Corporate planning officials at Xcel Energy and Duke Energy said in interviews they foresee advanced nuclear reactors, carbon capture and the use of hydrogen among the tools they will need to reach their 2050 carbon-free goals.
Xcel and Duke have already pledged to carry out generation transition plans that would add gigawatts of new wind generation and even more solar generation over the next two decades, largely in an effort to replace coal-fired generation and to supplement both natural gas-fired and nuclear facilities.
However, they, along with numerous other investor owned utilities (IOUs), face the question of how they will be able to boost or transform a generation portfolio enough to offset any remaining fossil fuel-fired generation and reach a net-zero carbon dioxide emissions goal 30 years from now. This is often referred to as getting the remaining 20% of carbon reductions.
Technologies not currently available
Xcel was one of the earliest IOUs to announce it would pursue zero-carbon electricity by 2050. On December 4, 2018, Xcel said it would reduce the company's carbon emissions by 80% by 2030 compared with 2005 levels in the eight states it serves on its way to a 100% reduction by 2050.
The company's chairman, president and CEO, Ben Fowke, called the goals "ambitious," and said Xcel was "accelerating" its push to reach its 100% reduction goal "because we're encouraged by advances in technology, motivated by customers who are asking for it and committed to working with partners to make it happen."
The company previously had a goal of cutting its carbon footprint by 60% by 2030, which it said could be achieved "affordably with renewable energy and other technologies currently available."
But, Fowke said, "achieving the long-term vision of zero-carbon electricity requires technologies that are not cost effective or commercially available today." He said Xcel would work to develop advanced technologies "while putting the necessary policies in place to achieve this transition."
'Storage won't cut it'
According to Frank Prager, senior vice president of strategy, planning and external affairs, Xcel has been considering advanced nuclear reactors as well as the oxygen combustion cycle that takes a pure CO2 stream and prepares it for sequestration. The latter is referred to as the Allam cycle, which is being developed by Net Power.
"These two are leaders in the clubhouse," he said.
"But eventually, a new suite of technologies will be needed," said Prager. "Electricity storage is not going to cut it. We are looking at new technologies, but we still don't have the answer."
A number of other IOUs have mentioned hydrogen as on their list of technologies to watch, while Prager noted that hydrogen "has its challenges."
Prager said in an interview that Xcel began retiring coal facilities and adding a lot of renewables in 2005, and since then reduced has its carbon emissions by 44%.
To get to the 80% reduction level by 2030 it will continue to add renewables, retire coal-fired capacity, employ a conservation plan and, where it can, pursue coal-to-gas to help renewables.

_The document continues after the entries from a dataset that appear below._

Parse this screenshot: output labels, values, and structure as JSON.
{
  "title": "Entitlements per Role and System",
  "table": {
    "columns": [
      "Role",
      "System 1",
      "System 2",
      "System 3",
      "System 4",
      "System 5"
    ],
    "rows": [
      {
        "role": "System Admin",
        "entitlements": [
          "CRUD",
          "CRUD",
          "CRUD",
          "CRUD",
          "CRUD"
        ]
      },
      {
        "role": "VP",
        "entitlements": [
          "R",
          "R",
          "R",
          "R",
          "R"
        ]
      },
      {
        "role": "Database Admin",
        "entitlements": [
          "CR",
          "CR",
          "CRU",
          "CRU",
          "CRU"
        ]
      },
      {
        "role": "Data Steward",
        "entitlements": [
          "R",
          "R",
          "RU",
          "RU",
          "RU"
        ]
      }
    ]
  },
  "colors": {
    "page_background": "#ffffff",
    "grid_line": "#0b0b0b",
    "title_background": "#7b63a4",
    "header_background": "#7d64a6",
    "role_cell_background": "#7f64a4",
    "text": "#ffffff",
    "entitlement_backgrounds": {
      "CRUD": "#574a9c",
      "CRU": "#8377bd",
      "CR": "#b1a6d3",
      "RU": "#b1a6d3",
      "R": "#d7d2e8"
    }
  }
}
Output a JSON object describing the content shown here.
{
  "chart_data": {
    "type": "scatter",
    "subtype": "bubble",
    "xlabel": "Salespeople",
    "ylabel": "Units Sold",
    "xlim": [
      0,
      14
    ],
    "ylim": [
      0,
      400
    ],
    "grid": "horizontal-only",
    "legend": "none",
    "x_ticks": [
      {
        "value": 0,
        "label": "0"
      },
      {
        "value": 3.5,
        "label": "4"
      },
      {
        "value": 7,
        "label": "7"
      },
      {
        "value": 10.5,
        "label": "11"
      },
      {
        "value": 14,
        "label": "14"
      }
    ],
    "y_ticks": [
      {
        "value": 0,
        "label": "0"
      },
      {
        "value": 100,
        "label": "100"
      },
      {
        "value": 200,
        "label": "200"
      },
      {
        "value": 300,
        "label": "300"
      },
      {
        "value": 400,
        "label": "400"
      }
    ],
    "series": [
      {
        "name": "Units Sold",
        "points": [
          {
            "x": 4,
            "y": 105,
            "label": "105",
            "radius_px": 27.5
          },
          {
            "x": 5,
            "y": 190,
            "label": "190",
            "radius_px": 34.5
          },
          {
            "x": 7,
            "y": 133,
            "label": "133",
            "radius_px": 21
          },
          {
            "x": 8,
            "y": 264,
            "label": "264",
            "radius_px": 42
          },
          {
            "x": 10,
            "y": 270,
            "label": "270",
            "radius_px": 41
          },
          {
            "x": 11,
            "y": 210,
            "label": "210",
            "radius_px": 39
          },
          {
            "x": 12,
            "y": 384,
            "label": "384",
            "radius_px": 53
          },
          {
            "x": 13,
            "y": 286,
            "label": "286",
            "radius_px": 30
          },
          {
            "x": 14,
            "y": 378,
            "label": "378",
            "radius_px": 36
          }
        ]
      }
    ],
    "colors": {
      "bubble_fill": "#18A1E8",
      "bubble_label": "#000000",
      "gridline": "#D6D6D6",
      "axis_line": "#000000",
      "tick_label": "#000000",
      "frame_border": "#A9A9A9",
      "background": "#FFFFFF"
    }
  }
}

The company has proposed to extend the license at its Monticello nuclear plant to 2040 and will "evaluate if it's appropriate to extend either of the two Prairie Island units in the coming years," a spokesman said.
Retired coal
Duke Energy, on September 17, 2019, announced an updated climate strategy with a new goal of net-zero carbon emissions from electric generation by 2050.
"The company also is accelerating its near-term goal by cutting its carbon dioxide emissions by half or more from 2005 levels by 2030," it said.
The company has said sustained, low gas prices and declining costs for renewables and storage have allowed the company to accelerate its goal to at least 50% by 2030.
Between 2005 and the end of 2019 it reduced carbon emissions by 39%. It has said it has retired 49 coal-fired units totaling 6,190 MW since 2010, "replacing those with flexible natural gas and growing renewables."
Four technologies
According to Sarah Adair, a public policy director for Duke Energy, "it is going to take an evolution" to reach the 2050 goal.
She said in an interview that Duke is today considering four technologies for future use, but others may emerge.
The four, she said, are: advanced, small modular nuclear reactors that could replace the company's 11 GW nuclear fleet after 2050; carbon capture utilization and storage that might be useful in handling industrial emissions; long-duration energy storage that would include not only batteries but also mechanical, chemical and molten salt technologies; and hydrogen.
Adair noted that both GE and Siemens have said they are developing hydrogen-fired or co-fired turbines that may be available for installation in the 2030 to 2035 time period.
GE has said it has combustion technologies that are capable of "operating on a wide range of hydrogen concentrations up to about 100% (by volume) converting a gas turbine to a hydrogen turbine."
Siemens has said that the "ability of gas turbines to burn hydrogen as a fuel will play in a world trending towards full decarbonization and an unfolding hydrogen economy."